Mathematically, after matched filtering the signal model becomes: \begin{equation} Y = XS^{H} = a_{r}(\theta)\beta(\theta)a_{t}^{T}(\theta)R_{ss}+ZS^{H} \end{equation} where $R_{ss} = \frac{1}{L}SS^{H}$. Thus, $Y \in \mathbb{C}^{M\times N}$.

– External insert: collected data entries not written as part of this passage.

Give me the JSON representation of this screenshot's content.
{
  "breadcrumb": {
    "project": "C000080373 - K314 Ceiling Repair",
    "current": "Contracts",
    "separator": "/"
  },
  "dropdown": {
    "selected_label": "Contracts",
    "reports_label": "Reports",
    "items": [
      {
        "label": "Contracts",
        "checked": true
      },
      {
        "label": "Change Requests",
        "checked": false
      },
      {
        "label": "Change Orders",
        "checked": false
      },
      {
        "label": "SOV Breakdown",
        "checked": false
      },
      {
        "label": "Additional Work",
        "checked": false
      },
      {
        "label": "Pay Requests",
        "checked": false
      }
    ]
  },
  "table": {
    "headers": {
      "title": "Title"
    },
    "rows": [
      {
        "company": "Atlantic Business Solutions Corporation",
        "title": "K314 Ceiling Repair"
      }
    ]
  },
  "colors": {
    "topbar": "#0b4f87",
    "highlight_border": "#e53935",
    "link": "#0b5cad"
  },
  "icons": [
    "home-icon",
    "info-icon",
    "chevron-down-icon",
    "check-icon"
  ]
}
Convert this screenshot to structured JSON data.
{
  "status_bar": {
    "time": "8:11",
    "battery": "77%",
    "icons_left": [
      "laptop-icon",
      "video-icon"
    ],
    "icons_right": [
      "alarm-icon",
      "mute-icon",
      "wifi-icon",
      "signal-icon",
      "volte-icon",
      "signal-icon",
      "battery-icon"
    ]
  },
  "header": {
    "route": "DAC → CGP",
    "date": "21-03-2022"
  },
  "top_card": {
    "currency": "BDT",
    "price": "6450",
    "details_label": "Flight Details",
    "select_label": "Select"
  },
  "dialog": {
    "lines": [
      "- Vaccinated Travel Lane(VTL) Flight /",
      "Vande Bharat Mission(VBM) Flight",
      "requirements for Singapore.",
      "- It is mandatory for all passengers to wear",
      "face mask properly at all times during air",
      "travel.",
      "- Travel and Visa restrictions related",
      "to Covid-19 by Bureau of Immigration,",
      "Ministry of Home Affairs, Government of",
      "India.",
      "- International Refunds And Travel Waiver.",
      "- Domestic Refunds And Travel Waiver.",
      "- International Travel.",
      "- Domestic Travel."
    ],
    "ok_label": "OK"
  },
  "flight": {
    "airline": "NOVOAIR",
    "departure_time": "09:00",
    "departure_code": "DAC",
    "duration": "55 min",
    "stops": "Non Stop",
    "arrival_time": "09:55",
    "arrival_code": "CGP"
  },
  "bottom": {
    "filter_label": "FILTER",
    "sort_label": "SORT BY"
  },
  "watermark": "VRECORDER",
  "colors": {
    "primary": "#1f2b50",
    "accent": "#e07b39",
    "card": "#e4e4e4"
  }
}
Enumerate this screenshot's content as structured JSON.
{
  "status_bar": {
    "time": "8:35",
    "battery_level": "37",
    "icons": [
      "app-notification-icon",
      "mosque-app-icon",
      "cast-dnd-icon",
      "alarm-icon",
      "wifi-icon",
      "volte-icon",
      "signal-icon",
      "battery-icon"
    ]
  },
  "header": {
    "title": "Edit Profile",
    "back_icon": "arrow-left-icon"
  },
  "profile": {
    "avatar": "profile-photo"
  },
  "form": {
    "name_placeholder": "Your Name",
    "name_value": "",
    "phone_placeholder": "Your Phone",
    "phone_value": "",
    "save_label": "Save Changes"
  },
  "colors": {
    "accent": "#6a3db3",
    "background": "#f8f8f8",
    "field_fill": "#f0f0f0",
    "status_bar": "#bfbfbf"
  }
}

The virtual array steering vector is then the kronecker product of the transmit and receive steering vectors. Thus if we let $Y_{v} = \text{vec}(Y)$, we get \begin{equation} Y_{v} = \left(a_{t}(\theta)\otimes a_{r}(\theta)\right)\beta(\theta) + z_{v} \in\mathbb{C}^{MN\times 1} \end{equation}

Now, looking at the Capon equation they give \begin{equation} \hat{\beta}_{Capon}\left(\theta\right) = \frac{a_{r}^{H}(\theta)\hat{R}^{-1}XS^{H}a_{t}^{*}(\theta)}{L\left[a_{r}^{H}(\theta)\hat{R}^{-1}a_{r}(\theta)\right]\left[a_{t}^{T}(\theta)R_{ss}a_{t}^{*}(\theta)\right]} \end{equation} where $\hat{R} = \frac{1}{L}XX^{H}$, the virtual array becomes obvious by recognizing that $\hat{R}^{-1}XS^{H}$ = $R_{v}^{-1}Y_{v}$ where $R_{v} = E\left[Y_{v}Y_{v}^{H}\right]$. This is only available to us since we transmitted orthogonal waveforms, so from $Y = XS^{H}$ we can say \begin{equation} X = Y\left(S^{H}\right)^{+} = Y\left(SS^{H}\right)^{-1}S = Y(I)^{-1}S = YS \end{equation} where $I$ is the identity matrix, $\left(\cdot\right)^{+}$ is the pseudo-inverse, and we make use of the orthogonality condition for our transmit waveforms \begin{equation} \left\langle s_{n},s_{\bar{n}}\right\rangle = s_{n}s_{\bar{n}}^{H} = \sum_{l=0}^{L-1}s(n,l)s^{*}(\bar{n},l) = \delta_{n,\bar{n}} \end{equation} In other words, our transmit waveforms provide an orthonormal basis for the receive signal on each channel. Thus the Capon estimate can be rewritten as \begin{equation} \beta_{Capon}(\theta) = \frac{a_{v}^{H}(\theta)R_{v}^{-1}Y_{v}}{a_{v}^{H}(\theta)R_{v}^{-1}a_{v}(\theta)} \end{equation} where $a_{v}(\theta) = a_{t}(\theta)\otimes a_{r}(\theta)$, which is an $MN\times 1$ steering vector. Thus, the $MN$ virtual array was already in the equation, it was just difficult to see if you don't know the typical amplitude Capon formula. The typical formula for amplitude Capon doesn't have the second steering vector in the numerator. So, the fact that the second steering vector is there, which is necessary since $\hat{R}^{-1}XS^{H}$ is a matrix as opposed to a vector, shows the virtual array existence. In reality, however, it would be quite difficult I would think to estimate $R_{v}$, so it would be better left as the original form.